NPC is proud that over our first 15 years we have helped persuade the sector to embrace impact as a key measure of success. We have worked across the sector to advocate for the importance of understanding impact, and to embed measurement, evaluation and learning into practice.
Providing practical support
At the heart of our work on impact is our work for charities and funders to help them with understanding and improving their impact. In 2009 we made our first steps providing charities with advice on measuring their results. Today, NPC is a leading provider of consulting on measurement for charities and funders, working with around 40 clients in 2016.
To ensure this reaches as many as possible we have invested heavily in codifying and disseminating our knowledge gained from working with organisations of all shapes and sizes on their measurement practice. In Creating your theory of change: NPC’s practical guide and Building your measurement framework: NPC’s four pillar approach, we share the frameworks and approaches that we use for free. Our publications on theory of change have been downloaded nearly 60,000 times, and the Four pillar approach, 11,500. Other reports delve further into good measurement practice including: Economic analysis: What is it good for? (2014), Listen and learn: How charities can use qualitative research (2016), Balancing Act: A guide to proportionate evaluation (2016) and Global innovations in measurement and evaluation (2017).
We have developed our reach through events, supporting charity professionals to apply best practice through our popular measurement seminars, and through our training. Meanwhile, our leadership on programmes such as Inspiring Impact and the Access Impact Management Programme is core to our mission to help charities and funders engage with their impact.
Developing collective approaches
Work with individual organisations is crucial, but ultimately impact measurement will be better and more efficient using shared approaches.
We have worked to develop and advocate for shared measurement approaches, which involves charities working towards similar goals reaching a common understanding of what to measure, and developing the tools to do so. As well as sharing our own work on the topic, we collaborated with Big Society Capital and other partners on a pioneering project to produce outcomes maps covering the whole area of social welfare and the environment.
We also pioneered the Data Labs model. We were instrumental in the establishment of the Ministry of Justice’s Justice Data Lab in April 2013, which received the Royal Statistical Society award for ‘Statistical Excellence in Official Statistics’. Since then we have been influencing government to set-up further Data Labs.
Increasing incentives and rewards
It is important that those that ultimately fund charities’ work value impact too. Over the years we have worked with varied audiences to make this the case.
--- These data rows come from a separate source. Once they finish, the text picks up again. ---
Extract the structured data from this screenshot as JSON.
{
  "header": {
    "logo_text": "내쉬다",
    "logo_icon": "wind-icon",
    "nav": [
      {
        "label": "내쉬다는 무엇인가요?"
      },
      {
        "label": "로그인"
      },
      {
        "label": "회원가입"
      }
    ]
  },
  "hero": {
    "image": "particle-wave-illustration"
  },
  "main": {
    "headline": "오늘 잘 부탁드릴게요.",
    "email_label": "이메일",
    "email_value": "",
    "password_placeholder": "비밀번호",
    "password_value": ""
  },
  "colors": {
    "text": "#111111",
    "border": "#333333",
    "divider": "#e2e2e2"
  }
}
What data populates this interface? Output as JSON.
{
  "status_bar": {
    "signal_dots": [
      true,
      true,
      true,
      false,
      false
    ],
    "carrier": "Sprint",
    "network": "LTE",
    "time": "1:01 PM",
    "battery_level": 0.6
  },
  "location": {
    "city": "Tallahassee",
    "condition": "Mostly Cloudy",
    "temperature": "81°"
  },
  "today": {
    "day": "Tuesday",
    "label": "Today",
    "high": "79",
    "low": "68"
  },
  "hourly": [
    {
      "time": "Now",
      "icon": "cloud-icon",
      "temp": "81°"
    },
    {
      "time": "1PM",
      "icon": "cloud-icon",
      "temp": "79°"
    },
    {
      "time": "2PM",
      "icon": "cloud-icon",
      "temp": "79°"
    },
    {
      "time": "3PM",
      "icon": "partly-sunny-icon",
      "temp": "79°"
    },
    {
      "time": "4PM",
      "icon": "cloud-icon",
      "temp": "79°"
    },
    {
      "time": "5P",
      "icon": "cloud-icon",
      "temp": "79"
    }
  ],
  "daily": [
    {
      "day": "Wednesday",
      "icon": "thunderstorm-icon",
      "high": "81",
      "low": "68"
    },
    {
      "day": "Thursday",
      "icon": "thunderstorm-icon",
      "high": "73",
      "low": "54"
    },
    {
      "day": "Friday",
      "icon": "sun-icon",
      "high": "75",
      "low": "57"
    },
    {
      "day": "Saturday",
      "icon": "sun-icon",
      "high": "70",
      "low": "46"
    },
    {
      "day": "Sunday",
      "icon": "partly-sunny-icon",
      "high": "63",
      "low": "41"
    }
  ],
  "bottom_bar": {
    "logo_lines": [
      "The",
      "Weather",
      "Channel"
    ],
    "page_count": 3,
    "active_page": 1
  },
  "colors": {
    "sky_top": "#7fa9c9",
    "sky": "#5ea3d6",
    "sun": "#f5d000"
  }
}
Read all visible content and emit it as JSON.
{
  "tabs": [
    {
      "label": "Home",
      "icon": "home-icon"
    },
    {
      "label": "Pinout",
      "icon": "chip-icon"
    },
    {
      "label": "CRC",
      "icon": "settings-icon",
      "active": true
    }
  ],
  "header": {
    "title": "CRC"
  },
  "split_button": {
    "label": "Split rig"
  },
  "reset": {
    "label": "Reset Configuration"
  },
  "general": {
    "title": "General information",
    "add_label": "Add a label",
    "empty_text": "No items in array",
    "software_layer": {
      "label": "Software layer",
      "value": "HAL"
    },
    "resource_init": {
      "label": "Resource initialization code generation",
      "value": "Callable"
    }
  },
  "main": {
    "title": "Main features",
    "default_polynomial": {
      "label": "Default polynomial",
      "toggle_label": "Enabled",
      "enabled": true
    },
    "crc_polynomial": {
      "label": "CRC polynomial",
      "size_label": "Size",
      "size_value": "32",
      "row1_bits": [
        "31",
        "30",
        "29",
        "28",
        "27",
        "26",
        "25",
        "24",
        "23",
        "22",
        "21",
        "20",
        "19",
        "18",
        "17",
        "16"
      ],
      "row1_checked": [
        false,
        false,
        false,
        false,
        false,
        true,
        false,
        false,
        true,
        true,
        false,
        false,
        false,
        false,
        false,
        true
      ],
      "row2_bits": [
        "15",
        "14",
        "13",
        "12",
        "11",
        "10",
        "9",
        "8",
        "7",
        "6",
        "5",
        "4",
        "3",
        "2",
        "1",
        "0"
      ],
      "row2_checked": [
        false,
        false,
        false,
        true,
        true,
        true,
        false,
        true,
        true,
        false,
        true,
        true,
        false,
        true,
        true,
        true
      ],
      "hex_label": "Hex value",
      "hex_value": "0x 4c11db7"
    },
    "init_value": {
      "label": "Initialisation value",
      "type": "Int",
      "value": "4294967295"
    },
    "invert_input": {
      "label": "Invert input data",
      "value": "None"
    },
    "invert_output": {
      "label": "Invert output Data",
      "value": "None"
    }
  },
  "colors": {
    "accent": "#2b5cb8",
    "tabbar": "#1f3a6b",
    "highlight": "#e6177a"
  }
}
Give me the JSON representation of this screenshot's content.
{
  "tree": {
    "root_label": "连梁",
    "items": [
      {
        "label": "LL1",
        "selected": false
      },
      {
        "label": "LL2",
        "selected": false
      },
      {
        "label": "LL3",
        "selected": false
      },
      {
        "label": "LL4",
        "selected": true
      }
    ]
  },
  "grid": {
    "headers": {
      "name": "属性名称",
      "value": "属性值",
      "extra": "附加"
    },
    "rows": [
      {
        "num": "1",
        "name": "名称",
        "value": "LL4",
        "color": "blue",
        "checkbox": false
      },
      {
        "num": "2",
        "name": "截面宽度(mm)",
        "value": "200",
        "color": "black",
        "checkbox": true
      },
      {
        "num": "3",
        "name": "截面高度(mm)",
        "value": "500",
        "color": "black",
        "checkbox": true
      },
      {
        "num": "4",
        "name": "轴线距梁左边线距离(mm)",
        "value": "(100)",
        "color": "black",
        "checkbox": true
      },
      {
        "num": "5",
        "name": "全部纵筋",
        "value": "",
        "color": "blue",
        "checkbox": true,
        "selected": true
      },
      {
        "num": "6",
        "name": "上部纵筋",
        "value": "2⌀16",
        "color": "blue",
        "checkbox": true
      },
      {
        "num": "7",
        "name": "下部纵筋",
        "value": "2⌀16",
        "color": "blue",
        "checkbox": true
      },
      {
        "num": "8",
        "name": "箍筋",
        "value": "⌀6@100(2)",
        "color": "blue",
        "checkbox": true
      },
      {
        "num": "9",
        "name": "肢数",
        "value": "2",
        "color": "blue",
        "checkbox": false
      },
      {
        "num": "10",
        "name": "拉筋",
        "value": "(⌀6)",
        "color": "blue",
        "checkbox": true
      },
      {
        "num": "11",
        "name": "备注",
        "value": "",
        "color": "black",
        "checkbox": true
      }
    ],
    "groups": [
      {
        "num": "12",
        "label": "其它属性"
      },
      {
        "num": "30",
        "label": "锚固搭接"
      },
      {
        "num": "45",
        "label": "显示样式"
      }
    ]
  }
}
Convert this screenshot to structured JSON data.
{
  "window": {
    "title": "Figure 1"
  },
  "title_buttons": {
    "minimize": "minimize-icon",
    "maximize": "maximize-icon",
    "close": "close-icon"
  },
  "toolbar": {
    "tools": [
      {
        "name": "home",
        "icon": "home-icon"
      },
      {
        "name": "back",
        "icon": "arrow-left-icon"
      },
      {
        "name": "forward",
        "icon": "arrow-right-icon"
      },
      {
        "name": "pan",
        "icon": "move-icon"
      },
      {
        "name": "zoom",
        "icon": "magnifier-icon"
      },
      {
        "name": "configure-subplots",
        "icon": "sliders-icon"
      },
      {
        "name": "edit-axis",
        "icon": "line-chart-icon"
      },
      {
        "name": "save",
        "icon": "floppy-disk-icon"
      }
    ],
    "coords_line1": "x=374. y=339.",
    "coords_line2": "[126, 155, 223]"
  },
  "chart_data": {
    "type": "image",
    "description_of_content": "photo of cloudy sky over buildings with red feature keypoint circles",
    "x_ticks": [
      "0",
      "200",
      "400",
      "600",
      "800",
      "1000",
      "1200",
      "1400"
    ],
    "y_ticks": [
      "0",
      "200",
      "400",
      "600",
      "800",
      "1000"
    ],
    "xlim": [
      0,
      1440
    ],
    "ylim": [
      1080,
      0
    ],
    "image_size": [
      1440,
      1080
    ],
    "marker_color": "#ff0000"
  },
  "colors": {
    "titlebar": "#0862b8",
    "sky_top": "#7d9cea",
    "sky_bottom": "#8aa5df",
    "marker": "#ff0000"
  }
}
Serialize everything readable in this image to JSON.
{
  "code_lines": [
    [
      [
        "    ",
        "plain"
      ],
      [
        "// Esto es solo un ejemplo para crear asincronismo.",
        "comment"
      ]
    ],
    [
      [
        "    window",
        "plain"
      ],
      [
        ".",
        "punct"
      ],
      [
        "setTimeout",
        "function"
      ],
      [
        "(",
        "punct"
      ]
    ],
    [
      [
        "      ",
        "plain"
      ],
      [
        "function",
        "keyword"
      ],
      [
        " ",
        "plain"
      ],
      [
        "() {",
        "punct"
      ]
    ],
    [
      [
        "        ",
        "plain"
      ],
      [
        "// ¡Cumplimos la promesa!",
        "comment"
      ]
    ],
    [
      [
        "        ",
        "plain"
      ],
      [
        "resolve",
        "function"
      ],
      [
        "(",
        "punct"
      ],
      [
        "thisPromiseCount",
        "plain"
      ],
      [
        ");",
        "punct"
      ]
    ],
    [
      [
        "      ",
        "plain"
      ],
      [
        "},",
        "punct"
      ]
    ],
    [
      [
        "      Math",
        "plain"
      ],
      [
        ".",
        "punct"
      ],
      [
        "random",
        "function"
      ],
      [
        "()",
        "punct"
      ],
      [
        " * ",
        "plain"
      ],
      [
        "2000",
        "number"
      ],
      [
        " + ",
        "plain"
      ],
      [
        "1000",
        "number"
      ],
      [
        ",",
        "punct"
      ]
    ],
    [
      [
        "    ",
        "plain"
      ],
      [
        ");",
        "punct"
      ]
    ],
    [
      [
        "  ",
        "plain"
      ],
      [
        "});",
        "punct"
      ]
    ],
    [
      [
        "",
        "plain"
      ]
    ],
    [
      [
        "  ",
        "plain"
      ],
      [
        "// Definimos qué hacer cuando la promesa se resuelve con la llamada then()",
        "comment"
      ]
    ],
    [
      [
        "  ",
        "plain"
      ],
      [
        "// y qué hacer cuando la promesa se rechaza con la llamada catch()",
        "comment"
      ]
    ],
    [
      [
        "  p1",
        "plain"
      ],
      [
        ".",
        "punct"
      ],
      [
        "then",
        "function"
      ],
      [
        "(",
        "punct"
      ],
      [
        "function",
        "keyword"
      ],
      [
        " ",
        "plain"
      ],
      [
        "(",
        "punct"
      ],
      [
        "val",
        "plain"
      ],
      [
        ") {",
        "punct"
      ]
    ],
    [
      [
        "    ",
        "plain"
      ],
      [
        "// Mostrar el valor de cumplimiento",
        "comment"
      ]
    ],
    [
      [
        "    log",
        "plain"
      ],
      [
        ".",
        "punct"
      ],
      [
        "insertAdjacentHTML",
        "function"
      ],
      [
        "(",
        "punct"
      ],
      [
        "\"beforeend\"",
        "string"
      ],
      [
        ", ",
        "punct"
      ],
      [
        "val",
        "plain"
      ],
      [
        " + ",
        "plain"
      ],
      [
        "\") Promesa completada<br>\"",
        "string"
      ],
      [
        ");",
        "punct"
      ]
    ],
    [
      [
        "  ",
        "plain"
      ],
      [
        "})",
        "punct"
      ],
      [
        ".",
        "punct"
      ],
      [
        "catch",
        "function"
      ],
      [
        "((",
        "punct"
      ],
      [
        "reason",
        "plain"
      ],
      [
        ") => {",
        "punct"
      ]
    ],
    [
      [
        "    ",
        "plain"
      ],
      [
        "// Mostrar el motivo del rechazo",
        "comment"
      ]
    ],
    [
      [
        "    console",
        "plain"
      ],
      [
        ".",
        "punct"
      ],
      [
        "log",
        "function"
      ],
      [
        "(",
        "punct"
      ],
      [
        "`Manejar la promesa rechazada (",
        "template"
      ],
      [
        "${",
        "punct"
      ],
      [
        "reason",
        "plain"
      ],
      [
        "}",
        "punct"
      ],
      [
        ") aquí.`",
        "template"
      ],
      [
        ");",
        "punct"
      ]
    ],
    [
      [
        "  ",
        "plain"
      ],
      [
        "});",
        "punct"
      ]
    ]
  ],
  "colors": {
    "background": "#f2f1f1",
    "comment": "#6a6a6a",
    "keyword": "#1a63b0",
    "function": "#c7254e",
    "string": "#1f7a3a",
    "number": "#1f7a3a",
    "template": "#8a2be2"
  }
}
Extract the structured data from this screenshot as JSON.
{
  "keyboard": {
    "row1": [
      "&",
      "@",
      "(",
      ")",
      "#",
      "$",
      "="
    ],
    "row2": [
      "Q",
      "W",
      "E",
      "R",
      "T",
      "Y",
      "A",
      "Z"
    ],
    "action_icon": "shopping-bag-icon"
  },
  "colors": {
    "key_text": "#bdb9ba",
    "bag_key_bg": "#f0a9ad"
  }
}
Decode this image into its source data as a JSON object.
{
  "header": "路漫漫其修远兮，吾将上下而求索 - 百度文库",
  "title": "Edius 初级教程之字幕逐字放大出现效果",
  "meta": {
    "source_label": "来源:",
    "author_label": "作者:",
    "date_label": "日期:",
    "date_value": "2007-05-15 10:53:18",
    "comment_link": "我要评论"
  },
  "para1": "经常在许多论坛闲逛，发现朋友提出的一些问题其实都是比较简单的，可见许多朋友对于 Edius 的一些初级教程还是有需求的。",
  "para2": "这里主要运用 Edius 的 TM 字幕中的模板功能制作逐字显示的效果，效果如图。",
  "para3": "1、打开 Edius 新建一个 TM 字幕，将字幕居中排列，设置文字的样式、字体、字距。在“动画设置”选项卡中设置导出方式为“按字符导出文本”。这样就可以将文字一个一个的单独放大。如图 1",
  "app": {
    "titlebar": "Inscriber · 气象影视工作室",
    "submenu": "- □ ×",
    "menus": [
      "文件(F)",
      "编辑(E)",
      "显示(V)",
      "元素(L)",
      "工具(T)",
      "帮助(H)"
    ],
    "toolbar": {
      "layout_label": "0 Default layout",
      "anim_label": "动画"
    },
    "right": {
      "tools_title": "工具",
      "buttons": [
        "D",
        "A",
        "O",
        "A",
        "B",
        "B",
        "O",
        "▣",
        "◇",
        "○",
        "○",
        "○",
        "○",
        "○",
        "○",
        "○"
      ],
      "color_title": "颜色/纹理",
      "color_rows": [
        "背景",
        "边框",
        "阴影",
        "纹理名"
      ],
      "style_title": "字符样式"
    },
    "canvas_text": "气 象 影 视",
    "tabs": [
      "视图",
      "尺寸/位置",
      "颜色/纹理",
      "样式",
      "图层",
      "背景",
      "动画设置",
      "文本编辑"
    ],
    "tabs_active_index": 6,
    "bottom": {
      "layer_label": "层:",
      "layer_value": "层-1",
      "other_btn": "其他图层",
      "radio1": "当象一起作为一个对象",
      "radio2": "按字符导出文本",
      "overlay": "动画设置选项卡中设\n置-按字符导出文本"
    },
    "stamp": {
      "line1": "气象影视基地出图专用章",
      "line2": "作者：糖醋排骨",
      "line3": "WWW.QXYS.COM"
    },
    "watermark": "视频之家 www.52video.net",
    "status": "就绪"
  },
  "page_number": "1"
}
We’ve encouraged grant funders and philanthropists to consider the impact of charities as a core attribute in their decisions about what to fund, through publications like The little blue book, and more recently What makes a good charity?
Commissioners have become increasingly important as the value of contracts to the sector rises. In 2014 we influenced the review of the Social Value Act to help strengthen the framework within which commissioners can take account of social impact and we continue to lobby for it to be used more widely.
We have worked hard in the social investment and impact investing spaces as they have developed to ensure that investors value social returns alongside financial, working with Big Society Capital and other key players to progress this agenda. Between 2013 and 2014 we co-chaired the Impact Measurement Working Group of the Social Impact Investing Taskforce, established by the G8. In 2015 we published our review of the impact created by the KL Felicitas foundation, including a new framework—NPC’s Impact Assurance Classification.
We’ve advocated for the importance of communicating impact in retaining and rebuilding public trust of charities, and carried out research into donor attitudes towards charity impact.
Our position that the Charity Commission should require charities to report on their impact is well established, and using regulation to put impact at the heart of charities’ work is something we will continue to promote and encourage.